Seamless Flow of Data Underpins Digital Transformation Initiatives

0

By Fred Crehan, Area Vice President, Emerging Markets at Confluent

Digital channels are becoming the primary touchpoint between consumers and businesses. Today, it’s likely prospects will first engage with your brand via your website, and through the course of their customer journey, they’re far more likely to rely on apps, web portals, instant messaging services, or email to avail of services than traditional in-person channels.

For organizations, digital transformation is no longer a buzzword – it’s imperative, as IT is now inextricably tied to every process, every service, and ultimately, every experience. It’s here that issues arise as digital evolution can only be considered successful when the outcomes match ever-increasing customer expectations. Just having an app is no longer sufficient – rather that’s a given.
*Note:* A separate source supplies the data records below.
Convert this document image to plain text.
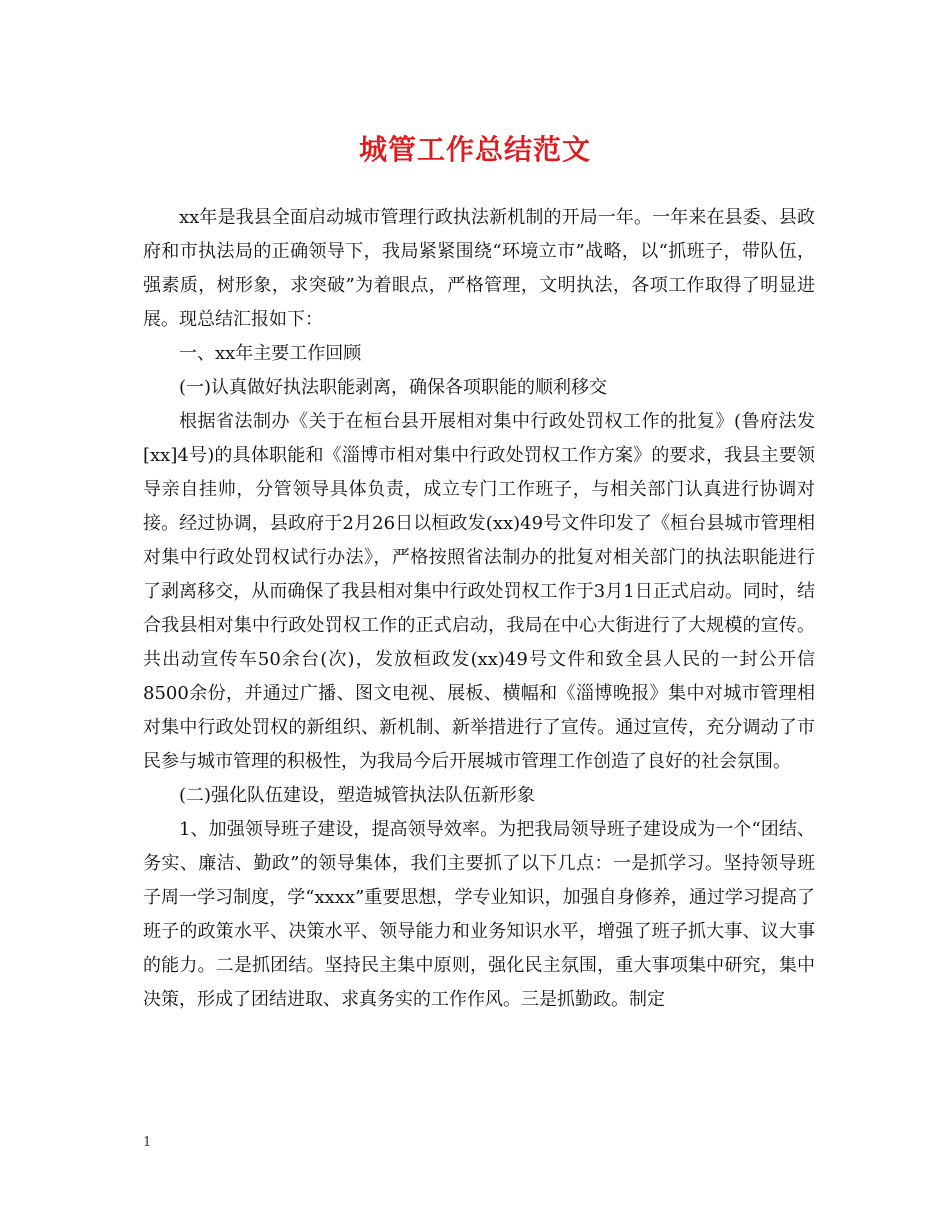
城管工作总结范文

xx年是我县全面启动城市管理行政执法新机制的开局一年。一年来在县委、县政府和市执法局的正确领导下，我局紧紧围绕“环境立市”战略，以“抓班子，带队伍，强素质，树形象，求突破”为着眼点，严格管理，文明执法，各项工作取得了明显进展。现总结汇报如下：

一、xx年主要工作回顾

(一)认真做好执法职能剥离，确保各项职能的顺利移交

根据省法制办《关于在桓台县开展相对集中行政处罚权工作的批复》(鲁府法发[xx]4号)的具体职能和《淄博市相对集中行政处罚权工作方案》的要求，我县主要领导亲自挂帅，分管领导具体负责，成立专门工作班子，与相关部门认真进行协调对接。经过协调，县政府于2月26日以桓政发(xx)49号文件印发了《桓台县城市管理相对集中行政处罚权试行办法》，严格按照省法制办的批复对相关部门的执法职能进行了剥离移交，从而确保了我县相对集中行政处罚权工作于3月1日正式启动。同时，结合我县相对集中行政处罚权工作的正式启动，我局在中心大街进行了大规模的宣传。共出动宣传车50余台(次)，发放桓政发(xx)49号文件和致全县人民的一封公开信8500余份，并通过广播、图文电视、展板、横幅和《淄博晚报》集中对城市管理相对集中行政处罚权的新组织、新机制、新举措进行了宣传。通过宣传，充分调动了市民参与城市管理的积极性，为我局今后开展城市管理工作创造了良好的社会氛围。

(二)强化队伍建设，塑造城管执法队伍新形象

1、加强领导班子建设，提高领导效率。为把我局领导班子建设成为一个“团结、务实、廉洁、勤政”的领导集体，我们主要抓了以下几点：一是抓学习。坚持领导班子周一学习制度，学“xxxx”重要思想，学专业知识，加强自身修养，通过学习提高了班子的政策水平、决策水平、领导能力和业务知识水平，增强了班子抓大事、议大事的能力。二是抓团结。坚持民主集中原则，强化民主氛围，重大事项集中研究，集中决策，形成了团结进取、求真务实的工作作风。三是抓勤政。制定

1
Research by Gartner has found that customer experience drives over two-thirds of customer loyalty, outperforming price and brand combined. it’s no surprise either that The World Economic Forum projects that the value of digital transformation could be as high as $100 trillion over the next decade.

Legacy systems are still a treasure trove of data.
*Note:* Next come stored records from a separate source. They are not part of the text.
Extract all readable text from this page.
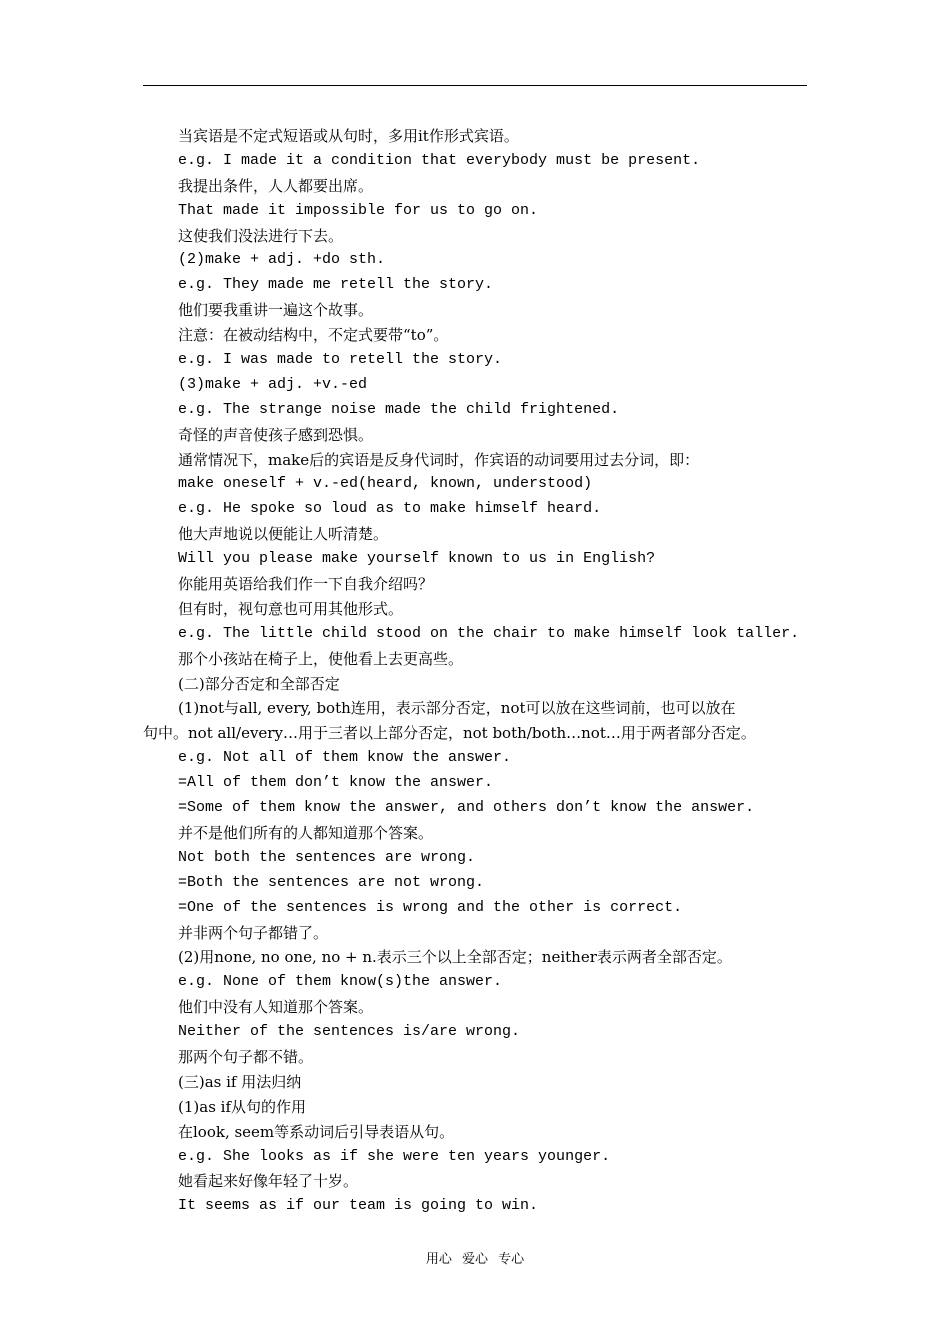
当宾语是不定式短语或从句时，多用it作形式宾语。
e.g. I made it a condition that everybody must be present.
我提出条件，人人都要出席。
That made it impossible for us to go on.
这使我们没法进行下去。
(2)make + adj. +do sth.
e.g. They made me retell the story.
他们要我重讲一遍这个故事。
注意：在被动结构中，不定式要带“to”。
e.g. I was made to retell the story.
(3)make + adj. +v.-ed
e.g. The strange noise made the child frightened.
奇怪的声音使孩子感到恐惧。
通常情况下，make后的宾语是反身代词时，作宾语的动词要用过去分词，即：
make oneself + v.-ed(heard, known, understood)
e.g. He spoke so loud as to make himself heard.
他大声地说以便能让人听清楚。
Will you please make yourself known to us in English?
你能用英语给我们作一下自我介绍吗？
但有时，视句意也可用其他形式。
e.g. The little child stood on the chair to make himself look taller.
那个小孩站在椅子上，使他看上去更高些。
(二)部分否定和全部否定
(1)not与all, every, both连用，表示部分否定，not可以放在这些词前，也可以放在
句中。not all/every…用于三者以上部分否定，not both/both…not…用于两者部分否定。
e.g. Not all of them know the answer.
=All of them don’t know the answer.
=Some of them know the answer, and others don’t know the answer.
并不是他们所有的人都知道那个答案。
Not both the sentences are wrong.
=Both the sentences are not wrong.
=One of the sentences is wrong and the other is correct.
并非两个句子都错了。
(2)用none, no one, no + n.表示三个以上全部否定；neither表示两者全部否定。
e.g. None of them know(s)the answer.
他们中没有人知道那个答案。
Neither of the sentences is/are wrong.
那两个句子都不错。
(三)as if 用法归纳
(1)as if从句的作用
在look, seem等系动词后引导表语从句。
e.g. She looks as if she were ten years younger.
她看起来好像年轻了十岁。
It seems as if our team is going to win.
用心 爱心 专心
In recent years, traditional data centers with mainframe or aging architectures have been struggling to support modern business, which includes the scale and speed required to meet new customer and regulatory demands. Organizations have found it increasingly difficult to justify the significant CapEx costs associated with the upgrade and maintenance of these legacy environments. The growing regional investments by global hyperscale and widespread acceptance of public cloud has only fuelled these frustrations and Gartner estimates that end-user expenditure on public cloud services in the Middle East and North Africa (MENA) region will reach US 5.7 billion this year.

While the benefits of public and hybrid cloud models are clear, the one critical thing to remember is that data centers can still manage critical business processes and hold key functionality that has been developed over many years. This allows them to hold data and a lot of it.
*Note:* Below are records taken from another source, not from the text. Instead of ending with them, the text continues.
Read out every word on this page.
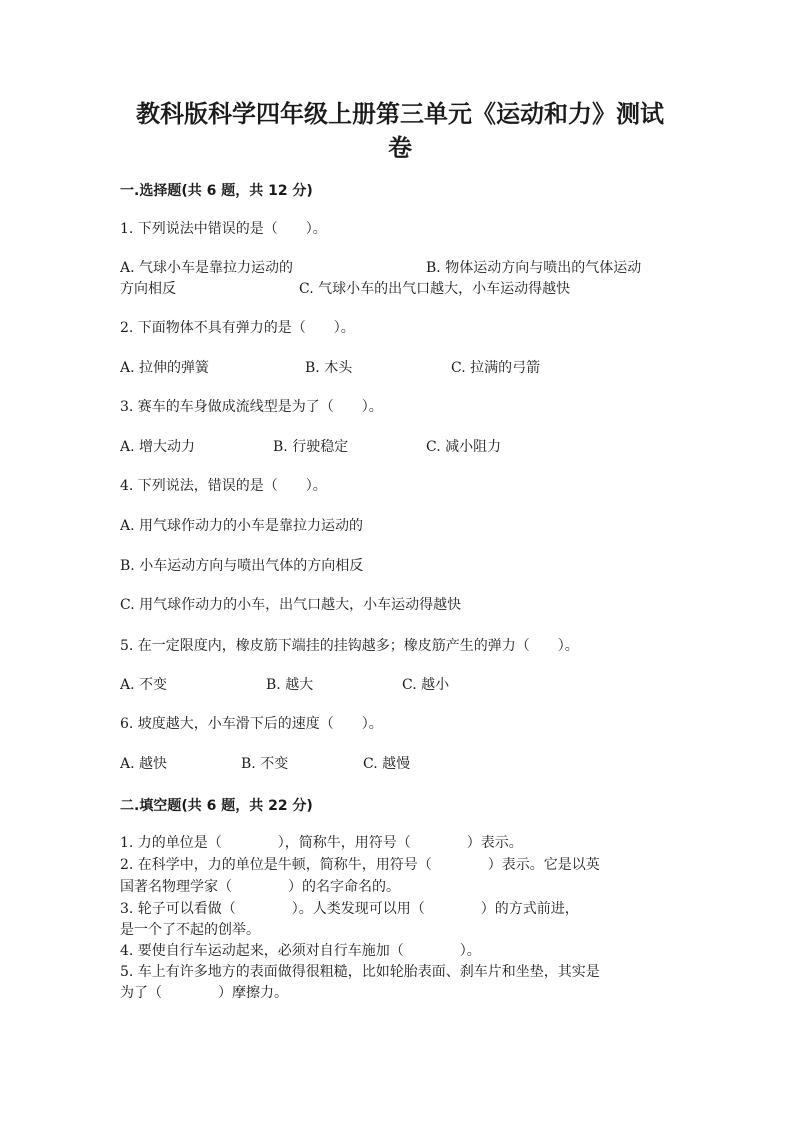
教科版科学四年级上册第三单元《运动和力》测试
卷
一.选择题(共 6 题，共 12 分)
1. 下列说法中错误的是（　　）。
A. 气球小车是靠拉力运动的	B. 物体运动方向与喷出的气体运动
方向相反	C. 气球小车的出气口越大，小车运动得越快
2. 下面物体不具有弹力的是（　　）。
A. 拉伸的弹簧	B. 木头	C. 拉满的弓箭
3. 赛车的车身做成流线型是为了（　　）。
A. 增大动力	B. 行驶稳定	C. 减小阻力
4. 下列说法，错误的是（　　）。
A. 用气球作动力的小车是靠拉力运动的
B. 小车运动方向与喷出气体的方向相反
C. 用气球作动力的小车，出气口越大，小车运动得越快
5. 在一定限度内，橡皮筋下端挂的挂钩越多；橡皮筋产生的弹力（　　）。
A. 不变	B. 越大	C. 越小
6. 坡度越大，小车滑下后的速度（　　）。
A. 越快	B. 不变	C. 越慢
二.填空题(共 6 题，共 22 分)
1. 力的单位是（　　　　），简称牛，用符号（　　　　）表示。
2. 在科学中，力的单位是牛顿，简称牛，用符号（　　　　）表示。它是以英
国著名物理学家（　　　　）的名字命名的。
3. 轮子可以看做（　　　　）。人类发现可以用（　　　　）的方式前进，
是一个了不起的创举。
4. 要使自行车运动起来，必须对自行车施加（　　　　）。
5. 车上有许多地方的表面做得很粗糙，比如轮胎表面、刹车片和坐垫，其实是
为了（　　　　）摩擦力。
A steady modernization pace beats rip and replace.

With the onslaught of digital transformation, many believed the easiest thing to do was to start from scratch when it came to the technology to run the business. It soon became clear though it was too expensive, too complex, and simply just over ambitious. In fact, research from Micro Focus found 45% of enterprises ripping and replacing their application software were dissatisfied with the result.

Instead, enterprises need to utilize what they already have and retain those core elements of their existing infrastructure and look to the route of IT modernization ensuring they can continuously transform the business over a period.

Invest in building data pipelines.

It is clear businesses need a new way to handle data, one that supports collecting a continuous flow of data from across the business, between apps, databases, SaaS layers, and cloud providers. They need something that links modern services and valuable legacy together in real-time without affecting the running of legacy infrastructure.

So, implementing a platform and layer which will allow data to move fluidly will link all data points together in real-time, no matter where they reside in an organization’s IT infrastructure – from the cloud to on-premises environments.